—No he trabajado treinta años para que te escondas —susurré a la habitación vacía.
El viaje a la Universidad de Bellingham fue toda una odisea. Tomé el autobús público, cuyos movimientos bruscos me provocaban nuevas oleadas de dolor en las articulaciones. Cuando por fin pisé el extenso y cuidado campus, me sentí como un extraterrestre que se había estrellado contra una pintura renacentista. El césped era de un verde esmeralda, la arquitectura gótica se alzaba imponente y arrogante. Mirara donde mirara, veía mares de familias adineradas y elegantemente vestidas. Hombres con trajes a medida que olían a puros caros, mujeres con chales de seda de diseñador que reían alegremente mientras ajustaban las togas de graduación de sus hijos.
Me abrí paso entre la multitud, cojeando visiblemente, arrastrando los pesados zapatos por el empedrado. Mantuve la cabeza baja, luchando contra una creciente ansiedad social. Cada mirada fugaz era como un foco que iluminaba mi dobladillo deshilachado, mis manos marcadas por las cicatrices, mi absoluta indignidad de respirar su aire.
Seguí a la multitud hasta el inmenso y resonante interior del Auditorio Sterling . Los acomodadores, impecablemente uniformados, apenas me miraron mientras señalaban las escaleras de acceso al público. Subí. Cada paso era una agonía, una lucha contra la gravedad y un cuerpo que flaqueaba.
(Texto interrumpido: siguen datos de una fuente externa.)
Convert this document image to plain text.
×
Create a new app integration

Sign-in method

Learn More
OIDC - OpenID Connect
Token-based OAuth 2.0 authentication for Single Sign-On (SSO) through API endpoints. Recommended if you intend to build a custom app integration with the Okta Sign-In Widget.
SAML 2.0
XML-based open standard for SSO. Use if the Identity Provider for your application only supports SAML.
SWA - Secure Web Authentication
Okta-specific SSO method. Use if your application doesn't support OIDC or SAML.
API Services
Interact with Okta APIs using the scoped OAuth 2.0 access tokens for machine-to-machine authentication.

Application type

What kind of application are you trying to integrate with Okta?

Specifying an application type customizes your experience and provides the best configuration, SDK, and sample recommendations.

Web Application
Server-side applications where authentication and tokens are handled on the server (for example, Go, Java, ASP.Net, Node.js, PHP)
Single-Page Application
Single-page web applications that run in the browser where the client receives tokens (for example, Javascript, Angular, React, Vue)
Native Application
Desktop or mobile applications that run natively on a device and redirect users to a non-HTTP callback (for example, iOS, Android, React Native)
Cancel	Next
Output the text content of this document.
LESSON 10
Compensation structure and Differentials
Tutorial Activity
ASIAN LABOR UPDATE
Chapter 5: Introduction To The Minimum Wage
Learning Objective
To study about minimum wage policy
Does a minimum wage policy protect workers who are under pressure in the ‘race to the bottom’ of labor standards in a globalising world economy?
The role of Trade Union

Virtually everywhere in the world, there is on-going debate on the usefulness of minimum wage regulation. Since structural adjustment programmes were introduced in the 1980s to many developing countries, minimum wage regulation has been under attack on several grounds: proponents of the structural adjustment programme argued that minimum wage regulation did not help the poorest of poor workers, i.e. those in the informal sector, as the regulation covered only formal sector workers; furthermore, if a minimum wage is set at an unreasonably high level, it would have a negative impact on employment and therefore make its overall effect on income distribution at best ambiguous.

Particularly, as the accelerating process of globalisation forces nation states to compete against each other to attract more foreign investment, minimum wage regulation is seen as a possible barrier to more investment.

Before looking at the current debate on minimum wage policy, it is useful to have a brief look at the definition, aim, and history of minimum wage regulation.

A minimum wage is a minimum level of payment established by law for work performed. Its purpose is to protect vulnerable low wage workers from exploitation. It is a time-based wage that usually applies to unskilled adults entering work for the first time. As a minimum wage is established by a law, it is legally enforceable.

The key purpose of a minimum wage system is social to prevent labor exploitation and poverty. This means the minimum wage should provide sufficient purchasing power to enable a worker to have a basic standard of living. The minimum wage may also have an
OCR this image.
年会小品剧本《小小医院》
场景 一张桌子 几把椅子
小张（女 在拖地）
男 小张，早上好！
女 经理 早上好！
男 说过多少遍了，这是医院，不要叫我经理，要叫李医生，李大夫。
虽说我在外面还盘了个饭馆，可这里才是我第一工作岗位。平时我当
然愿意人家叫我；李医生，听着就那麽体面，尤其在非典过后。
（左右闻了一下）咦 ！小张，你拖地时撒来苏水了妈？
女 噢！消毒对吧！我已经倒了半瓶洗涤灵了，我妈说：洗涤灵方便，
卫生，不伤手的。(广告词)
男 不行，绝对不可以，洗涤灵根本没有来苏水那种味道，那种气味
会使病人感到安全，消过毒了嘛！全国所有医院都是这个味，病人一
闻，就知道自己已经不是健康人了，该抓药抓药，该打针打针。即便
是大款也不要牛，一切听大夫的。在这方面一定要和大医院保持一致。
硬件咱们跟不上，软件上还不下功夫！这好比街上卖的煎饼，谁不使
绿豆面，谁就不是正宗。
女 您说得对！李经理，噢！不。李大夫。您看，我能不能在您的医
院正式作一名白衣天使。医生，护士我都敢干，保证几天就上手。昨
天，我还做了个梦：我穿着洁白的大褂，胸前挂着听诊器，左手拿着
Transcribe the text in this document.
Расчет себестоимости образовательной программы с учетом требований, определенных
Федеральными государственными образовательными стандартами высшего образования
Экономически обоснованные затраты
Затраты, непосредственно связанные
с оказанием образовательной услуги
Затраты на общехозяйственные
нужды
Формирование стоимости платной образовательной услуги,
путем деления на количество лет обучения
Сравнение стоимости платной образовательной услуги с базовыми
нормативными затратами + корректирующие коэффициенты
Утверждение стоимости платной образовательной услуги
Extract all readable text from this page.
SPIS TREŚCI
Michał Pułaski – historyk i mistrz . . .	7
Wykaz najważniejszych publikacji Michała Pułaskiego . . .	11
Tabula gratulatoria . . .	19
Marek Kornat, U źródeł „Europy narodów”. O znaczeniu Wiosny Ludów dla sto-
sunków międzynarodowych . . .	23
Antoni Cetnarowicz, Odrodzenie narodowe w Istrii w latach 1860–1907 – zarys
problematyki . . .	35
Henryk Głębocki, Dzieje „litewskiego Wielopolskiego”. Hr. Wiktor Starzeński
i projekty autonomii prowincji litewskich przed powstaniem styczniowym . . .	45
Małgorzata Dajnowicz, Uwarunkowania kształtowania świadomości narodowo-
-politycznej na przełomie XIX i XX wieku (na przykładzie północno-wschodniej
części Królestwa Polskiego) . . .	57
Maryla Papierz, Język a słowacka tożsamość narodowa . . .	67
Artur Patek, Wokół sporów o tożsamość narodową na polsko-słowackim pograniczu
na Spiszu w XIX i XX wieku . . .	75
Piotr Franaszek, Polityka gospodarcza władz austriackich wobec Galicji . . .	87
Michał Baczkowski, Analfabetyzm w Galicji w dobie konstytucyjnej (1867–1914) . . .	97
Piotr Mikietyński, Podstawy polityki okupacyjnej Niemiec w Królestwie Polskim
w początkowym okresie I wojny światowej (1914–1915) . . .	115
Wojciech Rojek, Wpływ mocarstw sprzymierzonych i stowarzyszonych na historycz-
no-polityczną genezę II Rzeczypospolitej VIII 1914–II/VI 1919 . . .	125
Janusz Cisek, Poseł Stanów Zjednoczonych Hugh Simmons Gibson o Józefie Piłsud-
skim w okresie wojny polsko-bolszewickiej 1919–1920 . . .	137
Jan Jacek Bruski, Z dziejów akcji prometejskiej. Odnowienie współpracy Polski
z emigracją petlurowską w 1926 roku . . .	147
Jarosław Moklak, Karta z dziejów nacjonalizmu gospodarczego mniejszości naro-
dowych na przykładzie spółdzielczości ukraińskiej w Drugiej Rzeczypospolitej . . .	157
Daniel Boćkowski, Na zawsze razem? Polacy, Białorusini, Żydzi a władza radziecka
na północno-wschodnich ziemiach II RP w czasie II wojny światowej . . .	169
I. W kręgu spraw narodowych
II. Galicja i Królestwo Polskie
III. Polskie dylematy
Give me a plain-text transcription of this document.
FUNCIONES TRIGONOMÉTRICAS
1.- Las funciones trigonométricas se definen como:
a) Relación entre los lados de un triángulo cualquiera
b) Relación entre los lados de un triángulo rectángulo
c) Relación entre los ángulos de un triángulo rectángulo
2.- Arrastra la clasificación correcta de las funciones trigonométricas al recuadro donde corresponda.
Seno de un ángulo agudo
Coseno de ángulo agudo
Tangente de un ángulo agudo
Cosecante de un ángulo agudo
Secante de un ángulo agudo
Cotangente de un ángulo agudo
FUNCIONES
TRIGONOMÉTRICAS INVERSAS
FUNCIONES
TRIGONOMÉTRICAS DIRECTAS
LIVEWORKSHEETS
Subí hasta que el aire se enrareció y el escenario parecía un diorama lejano. Me deslicé hasta la última fila de la sección más alta, un rincón aislado y sombrío oculto bajo las vigas.
Desde mi posición privilegiada, saqué de mi bolso unas gafas de lectura baratas y rayadas, compradas en una farmacia, y contemplé el extenso espectáculo que se extendía a mis pies. Mis ojos recorrieron el mar de estudiantes con túnicas negras y se detuvieron en la fila VIP acordonada, justo al frente, bañada en una luz dorada.
Los encontré. La familia de Grace. Y allí, de pie junto a la cuerda de terciopelo, estaba Arthur Van Der Camp. Pero Arthur no sonreía. No charlaba con los dignatarios. En cambio, permanecía rígido, con el ceño fruncido, escudriñando la inmensa multitud con una expresión de intensa y desesperada ansiedad. Se protegía los ojos de las luces del escenario, girando la cabeza rápidamente de una sección a otra, como si buscara a alguien de vital importancia.